Our Lady of Guadalupe Circle appreciates the government’s action in introducing a bill to include the UN Declaration on the Rights of Indigenous Peoples (UNDRIP) in Canadian law. We recognize this as an important step towards a framework for working together with Indigenous Peoples in Canada.

Our Lady of Guadalupe Circle is a Catholic coalition of Indigenous people, bishops, lay movements, clergy and institutes of consecrated life, engaged in renewing and fostering relationships between the Catholic Church and Indigenous Peoples in Canada. The Circle has consistently affirmed the Declaration as a framework for reconciliation in response to TRC Call to Action #48.

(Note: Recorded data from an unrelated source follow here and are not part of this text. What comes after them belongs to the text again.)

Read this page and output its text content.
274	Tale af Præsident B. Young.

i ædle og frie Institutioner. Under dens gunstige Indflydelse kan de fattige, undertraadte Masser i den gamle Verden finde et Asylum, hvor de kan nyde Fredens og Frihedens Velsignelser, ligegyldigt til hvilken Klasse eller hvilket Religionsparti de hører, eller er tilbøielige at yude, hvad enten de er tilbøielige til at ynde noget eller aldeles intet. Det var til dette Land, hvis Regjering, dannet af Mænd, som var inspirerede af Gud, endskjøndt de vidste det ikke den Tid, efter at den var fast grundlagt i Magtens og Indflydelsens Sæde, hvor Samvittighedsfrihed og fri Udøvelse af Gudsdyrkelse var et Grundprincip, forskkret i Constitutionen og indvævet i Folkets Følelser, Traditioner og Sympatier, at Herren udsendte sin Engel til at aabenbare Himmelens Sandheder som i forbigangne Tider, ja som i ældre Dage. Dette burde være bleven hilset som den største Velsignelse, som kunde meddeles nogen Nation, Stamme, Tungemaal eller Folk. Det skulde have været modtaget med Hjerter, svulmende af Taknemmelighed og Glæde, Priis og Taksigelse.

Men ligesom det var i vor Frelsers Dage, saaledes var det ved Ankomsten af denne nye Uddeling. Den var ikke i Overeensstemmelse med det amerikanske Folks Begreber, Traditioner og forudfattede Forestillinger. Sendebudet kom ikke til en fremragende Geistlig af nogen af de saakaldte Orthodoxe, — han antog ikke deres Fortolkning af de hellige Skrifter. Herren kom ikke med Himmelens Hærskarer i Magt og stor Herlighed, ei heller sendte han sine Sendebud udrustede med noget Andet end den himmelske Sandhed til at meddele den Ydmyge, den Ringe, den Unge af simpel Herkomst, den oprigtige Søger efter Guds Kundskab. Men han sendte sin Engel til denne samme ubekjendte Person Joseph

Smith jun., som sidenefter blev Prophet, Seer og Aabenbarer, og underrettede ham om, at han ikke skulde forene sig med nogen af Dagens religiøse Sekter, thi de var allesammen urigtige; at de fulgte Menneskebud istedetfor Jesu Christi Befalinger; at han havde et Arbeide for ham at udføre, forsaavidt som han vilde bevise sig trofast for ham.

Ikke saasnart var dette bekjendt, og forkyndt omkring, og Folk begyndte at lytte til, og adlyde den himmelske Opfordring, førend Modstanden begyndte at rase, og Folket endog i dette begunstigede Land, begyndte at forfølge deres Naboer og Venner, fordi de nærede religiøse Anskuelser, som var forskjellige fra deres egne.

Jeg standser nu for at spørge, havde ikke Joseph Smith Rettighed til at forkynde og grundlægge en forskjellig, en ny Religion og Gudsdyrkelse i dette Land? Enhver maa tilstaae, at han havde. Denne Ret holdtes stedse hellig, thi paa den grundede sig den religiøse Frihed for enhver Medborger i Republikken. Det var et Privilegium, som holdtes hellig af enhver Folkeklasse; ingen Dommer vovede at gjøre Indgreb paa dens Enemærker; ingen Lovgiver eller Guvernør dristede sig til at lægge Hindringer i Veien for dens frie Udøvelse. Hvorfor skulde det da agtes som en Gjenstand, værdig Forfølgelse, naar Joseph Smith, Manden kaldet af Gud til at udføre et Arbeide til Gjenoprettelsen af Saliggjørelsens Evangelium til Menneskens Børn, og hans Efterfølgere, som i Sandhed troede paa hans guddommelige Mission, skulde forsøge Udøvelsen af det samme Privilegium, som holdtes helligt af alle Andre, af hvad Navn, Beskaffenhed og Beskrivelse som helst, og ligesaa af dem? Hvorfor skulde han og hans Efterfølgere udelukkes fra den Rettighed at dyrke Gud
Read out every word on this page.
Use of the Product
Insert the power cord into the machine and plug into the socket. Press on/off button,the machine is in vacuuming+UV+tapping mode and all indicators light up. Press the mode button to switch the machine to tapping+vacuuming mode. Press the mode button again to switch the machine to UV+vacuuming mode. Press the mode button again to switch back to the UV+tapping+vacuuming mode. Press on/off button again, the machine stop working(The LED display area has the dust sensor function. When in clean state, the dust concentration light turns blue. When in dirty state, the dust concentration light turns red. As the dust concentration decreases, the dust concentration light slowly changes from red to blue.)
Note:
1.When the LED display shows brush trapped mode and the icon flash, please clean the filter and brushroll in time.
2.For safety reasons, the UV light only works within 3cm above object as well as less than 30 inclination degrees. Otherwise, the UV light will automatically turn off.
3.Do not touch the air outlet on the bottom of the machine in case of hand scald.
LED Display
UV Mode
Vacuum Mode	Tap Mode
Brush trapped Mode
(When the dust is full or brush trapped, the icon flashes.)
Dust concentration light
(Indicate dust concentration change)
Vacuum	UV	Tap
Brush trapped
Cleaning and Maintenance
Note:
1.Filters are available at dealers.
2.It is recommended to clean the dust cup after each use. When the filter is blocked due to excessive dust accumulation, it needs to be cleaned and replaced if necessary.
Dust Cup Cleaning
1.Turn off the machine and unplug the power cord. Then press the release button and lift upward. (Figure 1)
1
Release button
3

Although there is reservation in endorsing all aspects of Bill C-15: An Act Respecting the UN Declaration on the Rights of Indigenous Peoples in its current form, we believe the importance of including the UNDRIP in Canadian law cannot be underestimated and hope that, after consultation, review, and any appropriate amendments, it will be ready to be passed in a timely manner. In particular, we wish to call attention to Article 19 in the Declaration, which calls for consultation and cooperation in good faith with the Indigenous Peoples concerned, through their own representative institutions, in order to obtain their free, prior and informed consent, before adopting and implementing legislative or administrative measures that may affect them.

We pledge to do what we can to help our Catholic community to increase awareness of the significance of UNDRIP as a framework for reconciliation and just relations in Canada.